I was troubled by thoughts of how far from home I was, geographically and culturally. While I had some understanding of the Guatemalan legal system, I knew nothing of the jurisdictional rivalries and personal histories that can impede an investigation. I knew the stage, but not the players.
My misgivings went beyond the complications of policework. I was an outsider in Guatemala, with a superficial grasp of its inner soul. I knew little of the people, their preferences in cars, jobs, neighborhoods, toothpaste. Their views toward law and authority. I was a stranger to their likes, their dislikes, their trusts, their lusts. Their reasons for murder.
Their nicknames.
Bat? Bartolome Galiano? Bat Galiano? Bat Guano?
On that note I finally drifted off.
Saturday morning began as a replay of the day before. Galiano picked me up, shaded and bearing coffee, and we drove in silence to police headquarters. This time he led me to a second-floor office. Though larger, it was decorated in the same style as Thursday’s conference room. Mucous-gray walls. Bile-green floor. Fluorescent lighting. Engraved wooden desks. Duct-taped pipes. Institutional folding tables.
Hernandez was removing boxes from stacks at the back of the room and placing them on a dolly. Two men were stapling items onto bulletin boards on the left-hand wall. One was slight, with curly black hair that shone with oil. The other stood six foot six and had a shoulder span the size of Belize. Both turned when we entered.
Galiano introduced the pair.
Two faces scanned me, as though worked by one puppeteer. Neither looked thrilled with what it saw.
What
Screw it. I would make no effort to win them over.
I nodded.
They nodded.
“Pics here yet?” Galiano asked.
“Xicay says they’ll be ready by ten,” Hernandez said, tipping the dolly and pushing it toward us.

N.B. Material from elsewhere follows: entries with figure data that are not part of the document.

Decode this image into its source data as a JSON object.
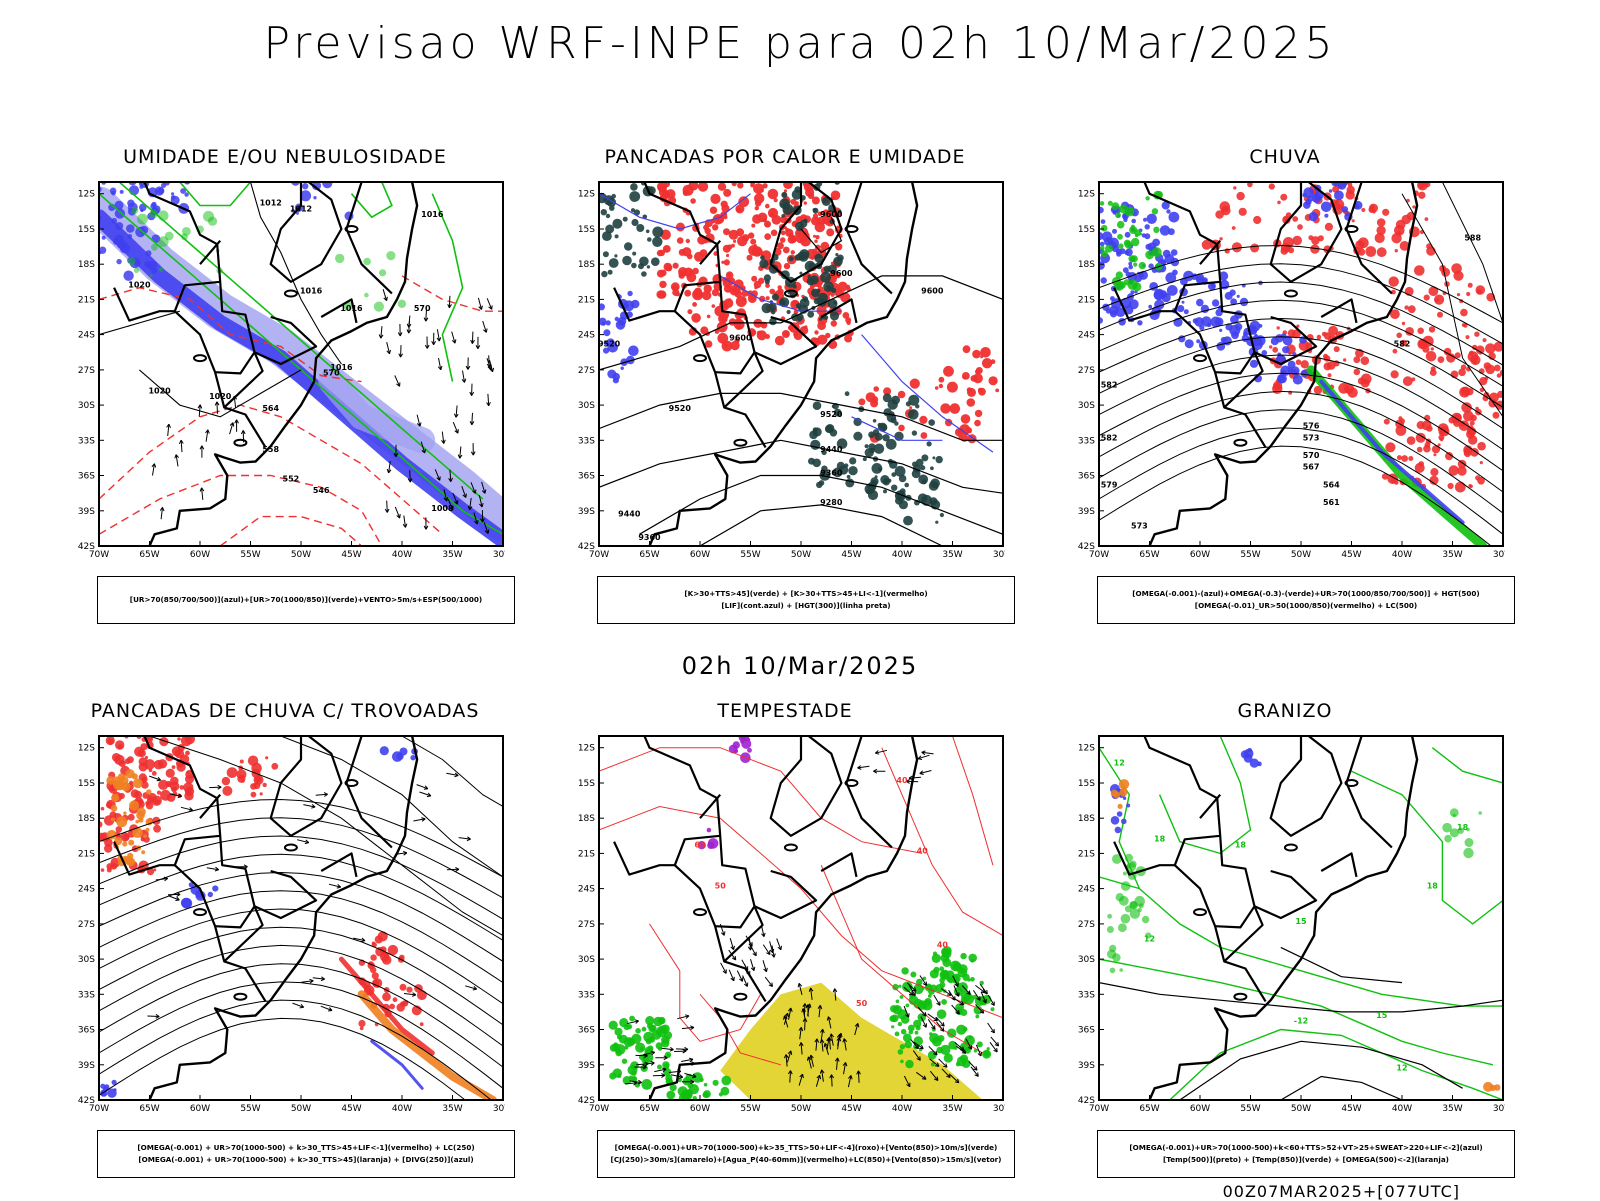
{
  "header": {
    "title": "Previsao WRF-INPE  para 02h 10/Mar/2025"
  },
  "mid_title": "02h 10/Mar/2025",
  "footer": "00Z07MAR2025+[077UTC]",
  "axes": {
    "lat_labels": [
      "12S",
      "15S",
      "18S",
      "21S",
      "24S",
      "27S",
      "30S",
      "33S",
      "36S",
      "39S",
      "42S"
    ],
    "lon_labels": [
      "70W",
      "65W",
      "60W",
      "55W",
      "50W",
      "45W",
      "40W",
      "35W",
      "30W"
    ]
  },
  "colors": {
    "blue": "#4040f0",
    "light_blue": "#a0a0f0",
    "green": "#10c010",
    "red": "#f03030",
    "dark_teal": "#204040",
    "orange": "#f08020",
    "yellow": "#e0d020",
    "purple": "#a020d0"
  },
  "panels": [
    {
      "title": "UMIDADE E/OU NEBULOSIDADE",
      "legend": [
        "[UR>70(850/700/500)](azul)+[UR>70(1000/850)](verde)+VENTO>5m/s+ESP(500/1000)"
      ],
      "contour_labels": [
        "1012",
        "1012",
        "1016",
        "1016",
        "1016",
        "1020",
        "1020",
        "1020",
        "1016",
        "570",
        "570",
        "564",
        "558",
        "552",
        "546",
        "1008"
      ]
    },
    {
      "title": "PANCADAS POR CALOR E UMIDADE",
      "legend": [
        "[K>30+TTS>45](verde) + [K>30+TTS>45+LI<-1](vermelho)",
        "[LIF](cont.azul) + [HGT(300)](linha preta)"
      ],
      "contour_labels": [
        "9600",
        "9600",
        "9600",
        "9600",
        "9520",
        "9520",
        "9520",
        "9440",
        "9360",
        "9280",
        "9440",
        "9360"
      ]
    },
    {
      "title": "CHUVA",
      "legend": [
        "[OMEGA(-0.001)-(azul)+OMEGA(-0.3)-(verde)+UR>70(1000/850/700/500)] + HGT(500)",
        "[OMEGA(-0.01)_UR>50(1000/850)(vermelho) + LC(500)"
      ],
      "contour_labels": [
        "588",
        "582",
        "582",
        "582",
        "579",
        "576",
        "573",
        "570",
        "567",
        "564",
        "561",
        "573"
      ]
    },
    {
      "title": "PANCADAS DE CHUVA C/ TROVOADAS",
      "legend": [
        "[OMEGA(-0.001) + UR>70(1000-500) + k>30_TTS>45+LIF<-1](vermelho) + LC(250)",
        "[OMEGA(-0.001) + UR>70(1000-500) + k>30_TTS>45](laranja) + [DIVG(250)](azul)"
      ],
      "contour_labels": []
    },
    {
      "title": "TEMPESTADE",
      "legend": [
        "[OMEGA(-0.001)+UR>70(1000-500)+k>35_TTS>50+LIF<-4](roxo)+[Vento(850)>10m/s](verde)",
        "[CJ(250)>30m/s](amarelo)+[Agua_P(40-60mm)](vermelho)+LC(850)+[Vento(850)>15m/s](vetor)"
      ],
      "contour_labels": [
        "60",
        "50",
        "40",
        "40",
        "50",
        "40"
      ]
    },
    {
      "title": "GRANIZO",
      "legend": [
        "[OMEGA(-0.001)+UR>70(1000-500)+k<60+TTS>52+VT>25+SWEAT>220+LIF<-2](azul)",
        "[Temp(500)](preto) + [Temp(850)](verde) + [OMEGA(500)<-2](laranja)"
      ],
      "contour_labels": [
        "12",
        "18",
        "18",
        "15",
        "18",
        "18",
        "12",
        "-12",
        "15",
        "12"
      ]
    }
  ]
}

“Taking these to the basement,” he puffed, steadying the load with his right hand. “You want the bags?”
“Yeah.”
Hernandez wheeled past us, face raspberry, shirt damp as at the septic tank.
“The space was being used for storage,” Galiano said to me. “I’m having it cleared.”
“Task force?”
“Not exactly.” He gestured to one of the desks. “What do you need?”

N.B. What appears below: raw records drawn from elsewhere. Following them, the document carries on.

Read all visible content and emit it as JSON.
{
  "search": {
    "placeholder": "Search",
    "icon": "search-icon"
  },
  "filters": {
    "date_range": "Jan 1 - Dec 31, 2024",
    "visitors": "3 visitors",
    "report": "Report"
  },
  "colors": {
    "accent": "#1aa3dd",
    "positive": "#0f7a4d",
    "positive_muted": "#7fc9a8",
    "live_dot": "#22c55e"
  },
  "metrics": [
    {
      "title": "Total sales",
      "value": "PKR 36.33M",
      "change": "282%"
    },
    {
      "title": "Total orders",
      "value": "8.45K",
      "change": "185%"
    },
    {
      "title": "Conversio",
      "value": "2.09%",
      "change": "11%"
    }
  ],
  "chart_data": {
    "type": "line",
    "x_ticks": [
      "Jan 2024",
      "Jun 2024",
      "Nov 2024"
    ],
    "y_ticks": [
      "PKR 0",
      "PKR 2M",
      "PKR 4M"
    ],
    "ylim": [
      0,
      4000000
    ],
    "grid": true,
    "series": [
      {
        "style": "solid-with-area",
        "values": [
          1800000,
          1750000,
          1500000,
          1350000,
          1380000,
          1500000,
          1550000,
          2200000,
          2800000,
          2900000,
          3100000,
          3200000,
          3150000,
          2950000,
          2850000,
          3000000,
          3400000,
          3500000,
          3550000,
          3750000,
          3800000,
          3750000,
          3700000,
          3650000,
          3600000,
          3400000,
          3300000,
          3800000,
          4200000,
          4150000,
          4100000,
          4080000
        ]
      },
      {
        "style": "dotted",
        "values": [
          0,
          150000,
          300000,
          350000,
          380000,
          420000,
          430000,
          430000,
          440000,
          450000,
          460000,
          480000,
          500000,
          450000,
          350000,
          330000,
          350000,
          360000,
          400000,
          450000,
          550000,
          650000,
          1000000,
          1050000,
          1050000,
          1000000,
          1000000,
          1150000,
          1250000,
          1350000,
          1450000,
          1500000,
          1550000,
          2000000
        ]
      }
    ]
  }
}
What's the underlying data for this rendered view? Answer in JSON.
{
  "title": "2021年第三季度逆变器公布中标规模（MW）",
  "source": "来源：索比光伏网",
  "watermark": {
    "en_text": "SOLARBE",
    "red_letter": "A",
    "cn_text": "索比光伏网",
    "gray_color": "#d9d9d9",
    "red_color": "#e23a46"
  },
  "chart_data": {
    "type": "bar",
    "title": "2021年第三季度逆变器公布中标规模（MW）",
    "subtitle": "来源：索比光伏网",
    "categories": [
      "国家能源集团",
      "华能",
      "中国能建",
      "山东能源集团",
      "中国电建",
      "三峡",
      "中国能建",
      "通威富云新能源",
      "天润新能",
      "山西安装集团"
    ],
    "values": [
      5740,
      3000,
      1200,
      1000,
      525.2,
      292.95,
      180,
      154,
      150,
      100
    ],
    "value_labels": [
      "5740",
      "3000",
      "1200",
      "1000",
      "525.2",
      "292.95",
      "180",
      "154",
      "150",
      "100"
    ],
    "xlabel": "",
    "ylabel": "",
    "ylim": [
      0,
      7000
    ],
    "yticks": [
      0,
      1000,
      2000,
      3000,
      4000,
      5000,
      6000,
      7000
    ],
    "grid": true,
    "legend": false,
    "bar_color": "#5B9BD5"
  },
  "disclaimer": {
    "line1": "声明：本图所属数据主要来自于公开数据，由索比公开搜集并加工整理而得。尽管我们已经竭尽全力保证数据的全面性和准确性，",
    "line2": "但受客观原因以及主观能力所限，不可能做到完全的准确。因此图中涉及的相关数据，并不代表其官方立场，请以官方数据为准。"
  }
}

“The skeleton,” I said, tossing my pack onto the blotter.
“Right.”
The men finished at the first board, shifted to the next. Galiano and I moved in. In front of us was a map of Guatemala City. Galiano touched a point in the southeastern quadrant.
“Number one. Claudia de la Alda lived here.”

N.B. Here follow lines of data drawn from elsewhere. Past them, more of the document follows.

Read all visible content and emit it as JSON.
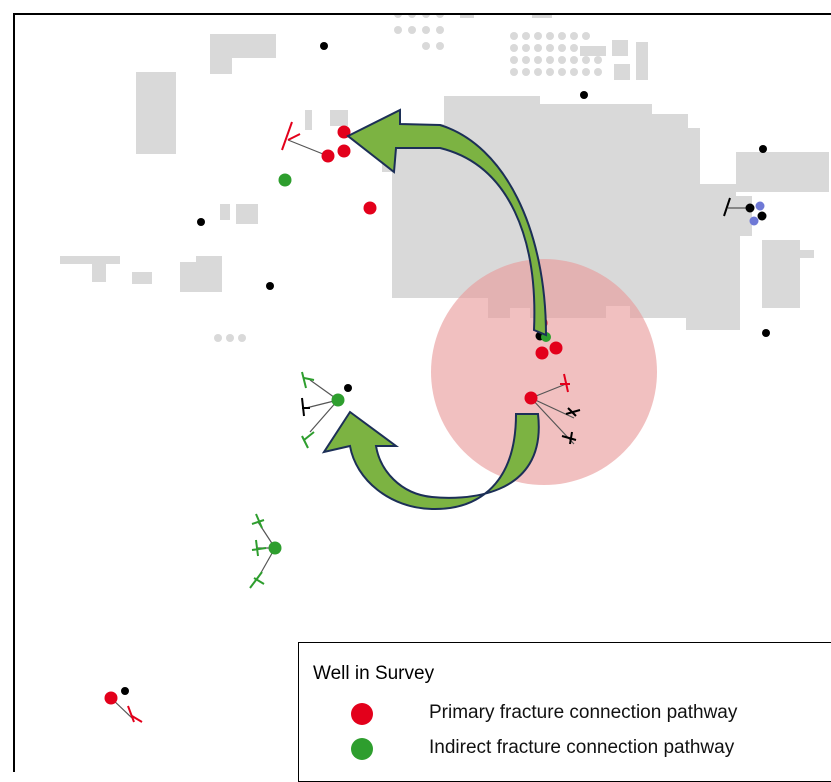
{
  "colors": {
    "building": "#d9d9d9",
    "primary": "#e3001b",
    "indirect": "#2e9e2e",
    "other_well": "#000000",
    "blue_well": "#6f79d6",
    "impact_zone": "#e89a9a",
    "arrow_fill": "#7cb342",
    "arrow_outline": "#1c2f57"
  },
  "legend": {
    "title": "Well in Survey",
    "items": [
      {
        "label": "Primary fracture connection pathway",
        "color": "#e3001b"
      },
      {
        "label": "Indirect fracture connection pathway",
        "color": "#2e9e2e"
      }
    ]
  },
  "icons": {
    "arrow_upper": "curved-arrow-icon",
    "arrow_lower": "curved-arrow-icon",
    "well": "well-dot-icon",
    "tick": "fracture-tick-icon"
  }
}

He shook a red-tipped pin from a box on the board’s ledge, pushed it into the map, and added a yellow pin beside it.
“De la Alda was eighteen. No police record, no history of drugs, doesn’t profile as a runaway. Spent a lot of time working with handicapped kids and helping out at her church. She left the family home for work last July fourteenth, and hasn’t been seen since.”
“Boyfriend?” I asked.
“Alibies out. Not a suspect.”
He pushed a blue pin into the map.
“Claudia worked at the Museo Ixchel.”
The Ixchel is a privately owned museum dedicated to Mayan culture. I’d been there, remembered it looked vaguely like a Mayan temple.
“Number two. Lucy Gerardi, age seventeen, was a student at San Carlos University.”